Dynamic contrast-enhanced magnetic resonance imaging (DCE-MRI) of the brain showed leakage around the blood-brain barrier in people with long COVID with brain fog, up to a year after initial infection with SARS-CoV-2.

The study authors suggest these findings could point to disruption of the blood-brain barrier playing a role in people with long COVID with brain fog, and DCE-MRI could be used to diagnose this dysfunction in affected individuals.

RNA analysis showed genes associated with a certain type of immune cell, T cells, were upregulated. These play a role in inflammation, and could also point to an underlying mechanism, the authors argued.

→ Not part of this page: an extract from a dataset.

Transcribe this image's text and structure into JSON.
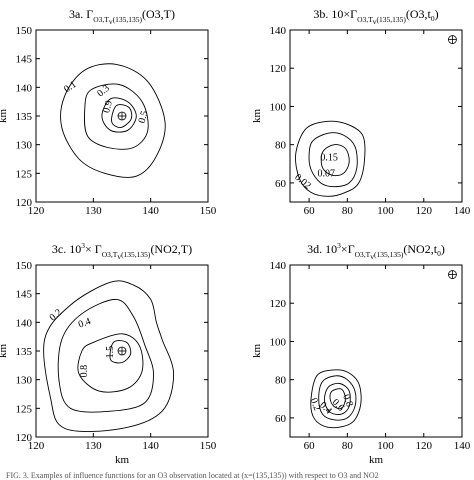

Dr. Ziyad Al-Aly Chief of Research and Development at the VA St. Louis Health Care System, who was not involved in the research, told MNT that:

“While it’s possible that certain cases [of brain fog] have very different causes, overall, there does appear to be a clear physiologic pathway by which infection with the [SARS-CoV-2] virus induces an inflammatory response which actually causes inflammation in the brain — neuroinflammation — which can, in turn, […] cause cognitive dysfunction.”

He said that this latest paper supported the idea that “inflammation and vascular injury seem to be key consequences of the infection and these may be mechanistically driving disease manifestations such as brain fog.“

“Not only from this paper but from the body of mechanistic and clinical evidence amassed thus far. It is clear that COVID-19 results in activation of complement system, platelet aggregation and thrombo-inflammation,” he added.

Dr. Kaiser, who was also not involved in the research, cautioned that there is still a lot of uncertainty about the causes of cognitive dysfunction in people with long COVID.

“[T]his study reinforces the idea that the experience of cognitive impairment following COVID is quite frequent and is striking in the extent to which this impairment may persist for many months following infection, even in cases that were not that severe,” he told us.

Dr. Al-Aly said the research could present opportunities to develop biomarkers or diagnostics for patients with long COVID and brain fog.

He said: “I think we are making progress on this, and uncovering key mechanistic pathways (like complement activation); all these present opportunities to develop biomarkers or diagnostics to identify patients. Leaky blood brain barrier could also be identified on imaging. So overall, I think we are certainly getting closer than ever before.”